Kill the Intentional Foul
This will be, by far, the most controversial thing I say. You might already be scoffing. But before you close this page, try to think of any other sport where the defense can benefit at the end of games by committing penalties. The only past example I can think of, and it’s very mild by comparison, was how teams could stop the clock in college football near the end of games by going offside. But the NCAA nipped that one in the bud two years ago by adding a 10-second runoff rule. Why? Because it was a stupid loophole that didn’t make sense. A penalty should be a penalty, and it shouldn’t help a team win.
In every other sport, if you trail by a large margin toward the end of the game, you lose. Or you have a miracle comeback aided by turnovers or spectacular luck. You do not commit penalty after penalty, hoping for the other team to screw up. Why? Because penalties are actual penalties. They hurt you. They are not preferable.
Now, you could argue that the penalty for a foul in basketball, once the bonus is reached, is two foul shots (or a one-and-one). The other team can shoot for free! How is that not a penalty? It is, technically, but it’s not actually penalizing when that team would prefer to run the clock out. If it’s not preferable, it’s not penalizing. And like the factors above, this trend is ruining the end of games, turning them into free throw shooting contests and stopping play every few seconds to the detriment of our entertainment. With the timeouts and the referee reviews, it had made the endgame unbearable.
So kill the intentional foul. My initial idea was to treat the violations like flagrant fouls.

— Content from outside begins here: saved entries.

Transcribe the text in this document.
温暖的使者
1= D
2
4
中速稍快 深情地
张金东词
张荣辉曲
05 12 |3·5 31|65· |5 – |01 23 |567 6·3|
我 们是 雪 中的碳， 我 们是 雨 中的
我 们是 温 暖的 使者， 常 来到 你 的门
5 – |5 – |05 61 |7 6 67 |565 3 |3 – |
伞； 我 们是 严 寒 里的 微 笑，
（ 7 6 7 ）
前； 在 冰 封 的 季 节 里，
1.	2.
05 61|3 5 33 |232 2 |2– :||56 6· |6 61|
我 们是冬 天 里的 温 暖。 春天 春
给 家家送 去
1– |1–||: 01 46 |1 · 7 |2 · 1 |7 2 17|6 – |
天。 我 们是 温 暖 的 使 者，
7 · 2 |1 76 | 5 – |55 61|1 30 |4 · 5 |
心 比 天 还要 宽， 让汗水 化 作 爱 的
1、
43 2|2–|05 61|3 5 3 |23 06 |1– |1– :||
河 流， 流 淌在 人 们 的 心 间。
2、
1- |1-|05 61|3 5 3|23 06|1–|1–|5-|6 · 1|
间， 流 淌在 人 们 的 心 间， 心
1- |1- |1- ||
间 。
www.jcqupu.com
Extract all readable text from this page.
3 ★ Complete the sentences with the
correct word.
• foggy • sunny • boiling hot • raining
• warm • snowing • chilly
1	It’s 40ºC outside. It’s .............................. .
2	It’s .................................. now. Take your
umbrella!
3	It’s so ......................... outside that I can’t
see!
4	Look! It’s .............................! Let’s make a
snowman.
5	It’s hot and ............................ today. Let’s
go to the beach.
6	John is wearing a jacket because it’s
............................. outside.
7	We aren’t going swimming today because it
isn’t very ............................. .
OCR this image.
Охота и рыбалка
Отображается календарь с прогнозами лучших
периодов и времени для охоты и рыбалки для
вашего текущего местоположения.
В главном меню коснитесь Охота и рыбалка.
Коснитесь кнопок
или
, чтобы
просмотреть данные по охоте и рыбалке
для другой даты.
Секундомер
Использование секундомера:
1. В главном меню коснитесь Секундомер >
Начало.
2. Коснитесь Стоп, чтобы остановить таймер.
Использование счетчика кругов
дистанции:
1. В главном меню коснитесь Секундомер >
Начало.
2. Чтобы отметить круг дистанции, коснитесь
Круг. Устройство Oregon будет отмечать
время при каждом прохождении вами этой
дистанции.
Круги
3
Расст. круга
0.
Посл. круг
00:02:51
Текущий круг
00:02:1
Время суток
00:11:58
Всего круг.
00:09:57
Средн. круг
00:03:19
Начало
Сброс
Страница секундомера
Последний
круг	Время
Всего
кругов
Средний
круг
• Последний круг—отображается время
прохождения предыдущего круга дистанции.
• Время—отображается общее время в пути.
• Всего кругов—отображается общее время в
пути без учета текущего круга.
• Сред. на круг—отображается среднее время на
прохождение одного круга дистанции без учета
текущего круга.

The team on the receiving end of the intentional foul gets two shots and the ball. But then I was discussing it with my friend Justin, and he had a brilliant idea: Why not give teams the option? They can either have have two shots and the ball, or run the rest of the shot clock out — whatever remains of the 35 seconds on the board — and take their two shots in a live-game situation. That’s the NCAA football model with penalties committed in the last minute, and it makes a lot of sense.
To get rid of the intentional foul, you have to get rid of the incentive. If there are 45 seconds left in a game, and a team trails by eight points, knowing that an intentional foul would likely run the clock down to 10 seconds would effectively ruin the incentive. (For the record: Yes, referees would have to judge intentional fouls, but I don’t think this would be complicated; if a team isn’t trying to score, any aggressive foul is pretty safely intentional.) So how would a trailing team come back? Like teams in every other damn sport — by trying to steal the ball and playing actual defense and hoping for some luck.
So, kill the intentional foul. Kill the shot clock. Kill the timeouts. Then, maybe, my favorite sport can escape national mockery and become something more than a one-month novelty act. Maybe the beauty of basketball can be restored. And maybe it can become the game I remember from my childhood — an actual spectator sport.